On a recent excursion to our local markets, I chat to my favourite poultry supplier and I am drawn to the red, small but plump duck breasts languishing alongside the marylands. He holds them up to show me the thick layer of fat under the skin, a quality revered by the French. He explains they are free range, organic and freshly butchered.
Although I hadn’t planned to cook any more figs this year, I still have a few late harvest globes dangling from my forlorn looking tree. I am lured towards a port and fig sauce to match these beautiful breasts. It’s a tasty cold night bistro style meal that will provide an excuse to knock the top off the lush 2004 Yarra Valley pinot that’s been waiting for this moment.
These days, I consider duck breasts to be a fast food, as they can be cooked in under 15 minutes from start to finish and they play perfectly well with any number of sweet and sour sauces that contain fruit, honey and vinegars. The other advantage is that you can easily slip in fruits available through the seasons, such as berries, figs and stone fruits. Thin slices of peeled apple also work well in this sauce.
The sauce can be made in advance, leaving it in the pan on the side of the stove ready to reheat and adding the fruit last, when the duck breasts are done. If cooking for more people, adjust the quantities accordingly. This is a rich dish, so you will not need large portions. Serve with green vegetables in season with a burnt butter and pinenut sauce.
4 boneless duck breast halves (about 200g each), rinse and pat dry with paper towel
1 tbsp olive oil
3 tbsp port
salt and ground black pepper
8 fresh figs, quartered (you can use berries, or 3 to 4 sliced, de-stoned and peeled stone fruit)
1 thyme sprig
1 garlic clove, unpeeled and smashed
3 tbsp balsamic vinegar
2 tbsp white wine vinegar
1 tsp honey
2 star anise
2 tbsp unsalted butter
Preheat the oven to 150C.
Using a sharp knife, score the skin of each duck breast in a crosshatch pattern, taking care not to cut the flesh of the duck. Heat a pan with high sides, (something like a casserole pot to contain the spatters) and pour in the olive oil. When the oil is very hot, place the breasts in gently, skin side down and cook for seven minutes, or until the skin is very brown and crisp. Turn the breasts over and cook for a further three minutes for rare, or five minutes for well done. A lot of flavour is lost by overcooking duck.

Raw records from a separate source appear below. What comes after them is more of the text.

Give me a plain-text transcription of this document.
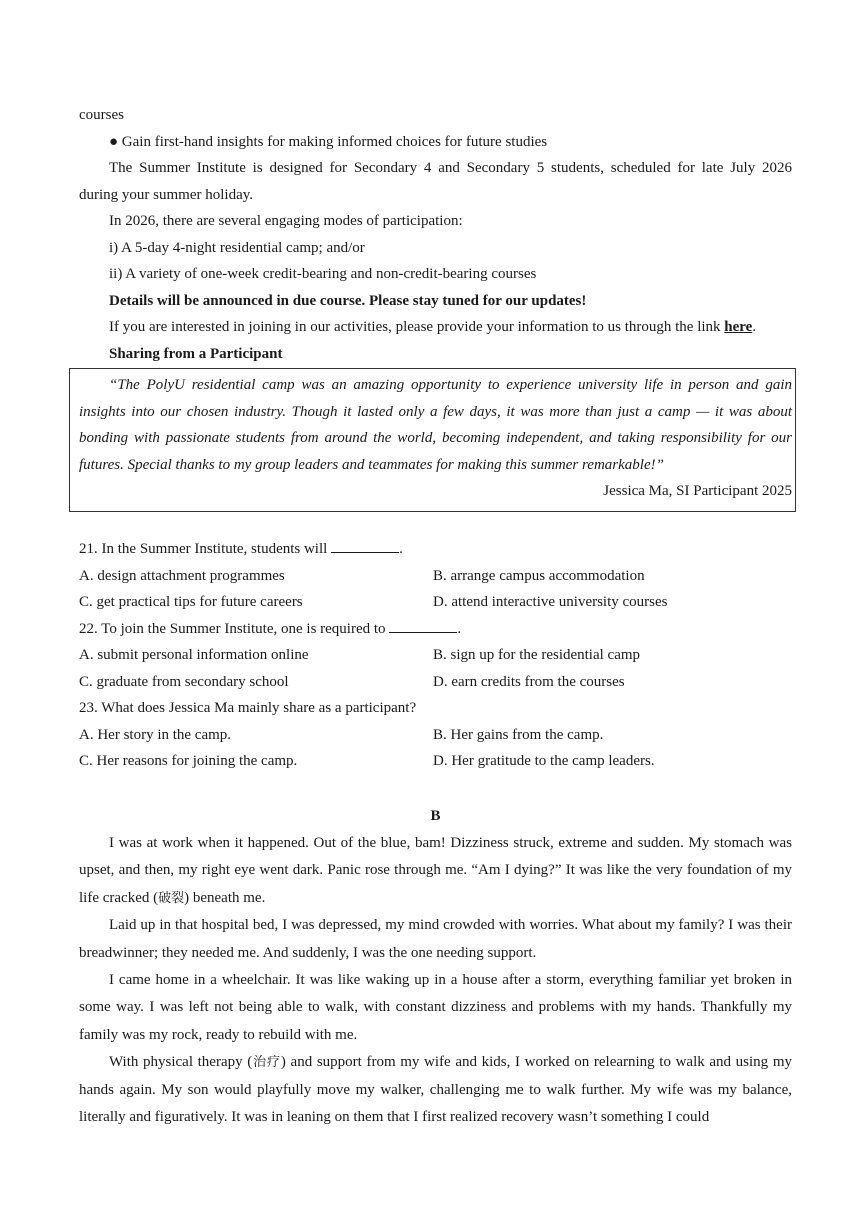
courses

● Gain first-hand insights for making informed choices for future studies

The Summer Institute is designed for Secondary 4 and Secondary 5 students, scheduled for late July 2026

during your summer holiday.

In 2026, there are several engaging modes of participation:

i) A 5-day 4-night residential camp; and/or

ii) A variety of one-week credit-bearing and non-credit-bearing courses

Details will be announced in due course. Please stay tuned for our updates!

If you are interested in joining in our activities, please provide your information to us through the link here.

Sharing from a Participant

“The PolyU residential camp was an amazing opportunity to experience university life in person and gain insights into our chosen industry. Though it lasted only a few days, it was more than just a camp — it was about bonding with passionate students from around the world, becoming independent, and taking responsibility for our futures. Special thanks to my group leaders and teammates for making this summer remarkable!”

Jessica Ma, SI Participant 2025

21. In the Summer Institute, students will	.

A. design attachment programmes	B. arrange campus accommodation
C. get practical tips for future careers	D. attend interactive university courses

22. To join the Summer Institute, one is required to	.

A. submit personal information online	B. sign up for the residential camp
C. graduate from secondary school	D. earn credits from the courses

23. What does Jessica Ma mainly share as a participant?

A. Her story in the camp.	B. Her gains from the camp.
C. Her reasons for joining the camp.	D. Her gratitude to the camp leaders.

B

I was at work when it happened. Out of the blue, bam! Dizziness struck, extreme and sudden. My stomach was upset, and then, my right eye went dark. Panic rose through me. “Am I dying?” It was like the very foundation of my life cracked (破裂) beneath me.

Laid up in that hospital bed, I was depressed, my mind crowded with worries. What about my family? I was their breadwinner; they needed me. And suddenly, I was the one needing support.

I came home in a wheelchair. It was like waking up in a house after a storm, everything familiar yet broken in some way. I was left not being able to walk, with constant dizziness and problems with my hands. Thankfully my family was my rock, ready to rebuild with me.

With physical therapy (治疗) and support from my wife and kids, I worked on relearning to walk and using my hands again. My son would playfully move my walker, challenging me to walk further. My wife was my balance, literally and figuratively. It was in leaning on them that I first realized recovery wasn’t something I could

Lift the breasts out of the pot and onto a sheet of aluminium foil. Fold the foil loosely over the breasts to seal and place them in the oven on a baking sheet for five minutes to finish cooking.
Pour off the excess fat from the pot and heat over medium heat. Toss in the garlic, thyme and star anise and stir. Cook for five minutes. Add the figs and heat for two minutes, stirring gently to not damage the figs. Remove the contents to a bowl and set aside. Remove the star anise and thyme sprig and toss away.
Add the honey to the same pot and heat until melted. Pour in the port and vinegars and bring to a boil. Season with salt and pepper, lower the heat and using a whisk, gently stir in the butter in small pieces, until the sauce is glossy and smooth.
Remove the foil packet from the oven and pour the juices from the duck breasts into the sauce. Then add the figs to the sauce. Mix together gently to reheat for about 30 seconds.
Slice each breast into slices and serve drizzled with the fig sauce. Serve with seasonal vegetables and crusty bread.
Burnt butter sauce for vegetables
Heat an additional two tablespoons of unsalted butter in a saucepan on high. Add one tabelspoon of pinenuts or almond slivers and cook until dark golden brown. To serve, spoon over seasonal vegetables.